The different kinds of insertions

Once the algorithm has ordered the taxa in a priority list and built the seed backbone tree from the first two taxa, it proceeds with the insertion of remaining taxa in decreasing priority order. The easiest algorithm would be the one which chooses, at each step, the taxon whose insertion leads to the highest increase of the CIC, with the proviso that PC and PI remain satisfied. Unfortunately, this approach is too slow and unusable in practice. A faster way is to choose the best taxon, without testing all taxa, based on information already available. First of all, we are sure that, if all source trees support the insertion of a taxon in a region, inserting it in this region will not create contradictions between the source trees and the supertree.
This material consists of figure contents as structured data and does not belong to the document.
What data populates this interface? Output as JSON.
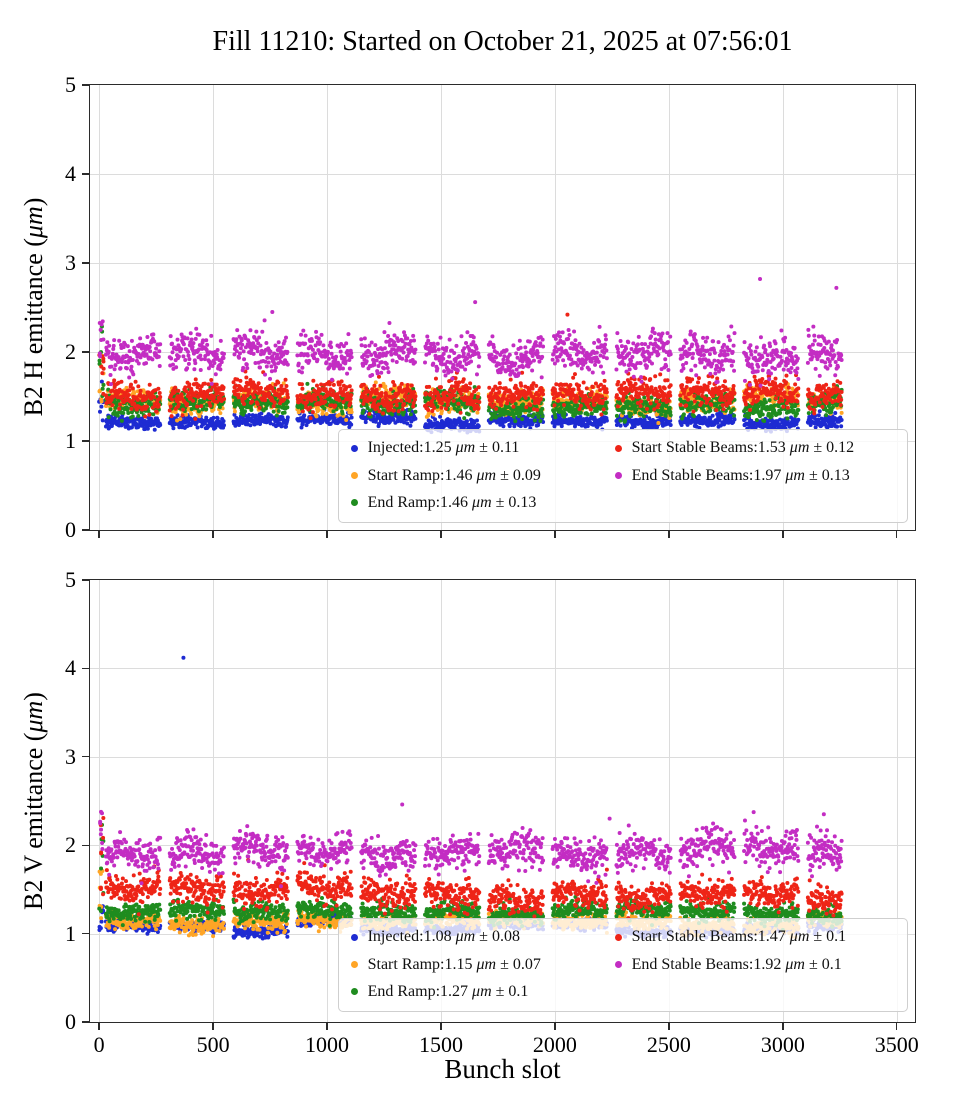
{
  "title": "Fill 11210: Started on October 21, 2025 at 07:56:01",
  "chart_data": {
    "type": "scatter",
    "figure_title": "Fill 11210: Started on October 21, 2025 at 07:56:01",
    "xlabel": "Bunch slot",
    "xlim": [
      -40,
      3580
    ],
    "xticks": [
      0,
      500,
      1000,
      1500,
      2000,
      2500,
      3000,
      3500
    ],
    "grid": true,
    "marker_radius_px": 2,
    "colors": {
      "injected": "#1e2bd2",
      "start_ramp": "#ffa526",
      "end_ramp": "#1f8c1f",
      "start_stable": "#ee2417",
      "end_stable": "#c32dc3"
    },
    "bunch_pattern": {
      "first_slot": 30,
      "last_slot": 3260,
      "train_length": 240,
      "train_gap": 40,
      "slot_step": 2,
      "pilot_x_max": 20,
      "pilot_points": 8
    },
    "charts": [
      {
        "name": "B2 H emittance",
        "ylabel_parts": [
          "B2 H emittance (",
          {
            "i": "μm"
          },
          ")"
        ],
        "ylim": [
          0,
          5
        ],
        "yticks": [
          0,
          1,
          2,
          3,
          4,
          5
        ],
        "show_x_tick_labels": false,
        "series": [
          {
            "name": "Injected",
            "color": "injected",
            "mean": 1.25,
            "std": 0.11,
            "band_mean": 1.22,
            "band_std": 0.035,
            "pilot_spread": 0.55
          },
          {
            "name": "Start Ramp",
            "color": "start_ramp",
            "mean": 1.46,
            "std": 0.09,
            "band_mean": 1.45,
            "band_std": 0.06,
            "pilot_spread": 0.6
          },
          {
            "name": "End Ramp",
            "color": "end_ramp",
            "mean": 1.46,
            "std": 0.13,
            "band_mean": 1.42,
            "band_std": 0.06,
            "pilot_spread": 0.9
          },
          {
            "name": "Start Stable Beams",
            "color": "start_stable",
            "mean": 1.53,
            "std": 0.12,
            "band_mean": 1.52,
            "band_std": 0.08,
            "pilot_spread": 0.8
          },
          {
            "name": "End Stable Beams",
            "color": "end_stable",
            "mean": 1.97,
            "std": 0.13,
            "band_mean": 1.97,
            "band_std": 0.11,
            "pilot_spread": 0.4
          }
        ],
        "outliers": [
          {
            "series": "End Stable Beams",
            "x": 760,
            "y": 2.45
          },
          {
            "series": "End Stable Beams",
            "x": 1650,
            "y": 2.56
          },
          {
            "series": "Start Stable Beams",
            "x": 2055,
            "y": 2.42
          },
          {
            "series": "End Stable Beams",
            "x": 2900,
            "y": 2.82
          },
          {
            "series": "End Stable Beams",
            "x": 3235,
            "y": 2.72
          }
        ],
        "legend": {
          "items": [
            {
              "color": "injected",
              "parts": [
                "Injected:1.25 ",
                {
                  "i": "μm"
                },
                " ± 0.11"
              ]
            },
            {
              "color": "start_ramp",
              "parts": [
                "Start Ramp:1.46 ",
                {
                  "i": "μm"
                },
                " ± 0.09"
              ]
            },
            {
              "color": "end_ramp",
              "parts": [
                "End Ramp:1.46 ",
                {
                  "i": "μm"
                },
                " ± 0.13"
              ]
            },
            {
              "color": "start_stable",
              "parts": [
                "Start Stable Beams:1.53 ",
                {
                  "i": "μm"
                },
                " ± 0.12"
              ]
            },
            {
              "color": "end_stable",
              "parts": [
                "End Stable Beams:1.97 ",
                {
                  "i": "μm"
                },
                " ± 0.13"
              ]
            }
          ]
        }
      },
      {
        "name": "B2 V emittance",
        "ylabel_parts": [
          "B2 V emittance (",
          {
            "i": "μm"
          },
          ")"
        ],
        "ylim": [
          0,
          5
        ],
        "yticks": [
          0,
          1,
          2,
          3,
          4,
          5
        ],
        "show_x_tick_labels": true,
        "series": [
          {
            "name": "Injected",
            "color": "injected",
            "mean": 1.08,
            "std": 0.08,
            "band_mean": 1.05,
            "band_std": 0.03,
            "pilot_spread": 0.3
          },
          {
            "name": "Start Ramp",
            "color": "start_ramp",
            "mean": 1.15,
            "std": 0.07,
            "band_mean": 1.14,
            "band_std": 0.045,
            "pilot_spread": 0.85
          },
          {
            "name": "End Ramp",
            "color": "end_ramp",
            "mean": 1.27,
            "std": 0.1,
            "band_mean": 1.25,
            "band_std": 0.05,
            "pilot_spread": 1.1
          },
          {
            "name": "Start Stable Beams",
            "color": "start_stable",
            "mean": 1.47,
            "std": 0.1,
            "band_mean": 1.45,
            "band_std": 0.08,
            "pilot_spread": 0.9
          },
          {
            "name": "End Stable Beams",
            "color": "end_stable",
            "mean": 1.92,
            "std": 0.1,
            "band_mean": 1.92,
            "band_std": 0.1,
            "pilot_spread": 0.5
          }
        ],
        "outliers": [
          {
            "series": "Injected",
            "x": 370,
            "y": 4.12
          },
          {
            "series": "End Stable Beams",
            "x": 1330,
            "y": 2.46
          },
          {
            "series": "End Stable Beams",
            "x": 2240,
            "y": 2.3
          },
          {
            "series": "End Stable Beams",
            "x": 3180,
            "y": 2.35
          }
        ],
        "legend": {
          "items": [
            {
              "color": "injected",
              "parts": [
                "Injected:1.08 ",
                {
                  "i": "μm"
                },
                " ± 0.08"
              ]
            },
            {
              "color": "start_ramp",
              "parts": [
                "Start Ramp:1.15 ",
                {
                  "i": "μm"
                },
                " ± 0.07"
              ]
            },
            {
              "color": "end_ramp",
              "parts": [
                "End Ramp:1.27 ",
                {
                  "i": "μm"
                },
                " ± 0.1"
              ]
            },
            {
              "color": "start_stable",
              "parts": [
                "Start Stable Beams:1.47 ",
                {
                  "i": "μm"
                },
                " ± 0.1"
              ]
            },
            {
              "color": "end_stable",
              "parts": [
                "End Stable Beams:1.92 ",
                {
                  "i": "μm"
                },
                " ± 0.1"
              ]
            }
          ]
        }
      }
    ]
  }
}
Thus this insertion will not violate PC. Additionally, if the region supported by source trees is not limited to a node or an edge, it means that the information we have is not enough to choose where the taxon has to be inserted. Such an insertion will surely violate PI. These considerations make insertions supported by all trees more appealing than insertions supported by only a part of them, and the insertions on a region well delimited more attractive than insertions on a larger region. This is the reason why in PhySIC_IST the insertions of taxa are done in four successive steps, each step being less restrictive than the previous ones in its requirements for inserting taxa. The strictest steps are done first, in order to maximize the chances for future taxa to be inserted and to maximize the CIC of the computed supertree. These four steps are differentiated according to two parameters, all and cons, each taking two values. The all parameter indicates whether taxa should be inserted only when a maximum support is observed for them somewhere in the backbone tree (all = true), or whether, in the absence of places with maximum support, places of maximal support should be considered (all = false). By maximum support at a position we mean that all source trees containing the taxa agree that it could be inserted at the given position. Note though that there might be several places of maximum support for inserting a taxon, due to a lack of overlap between the source trees and the taxa already in the backbone tree.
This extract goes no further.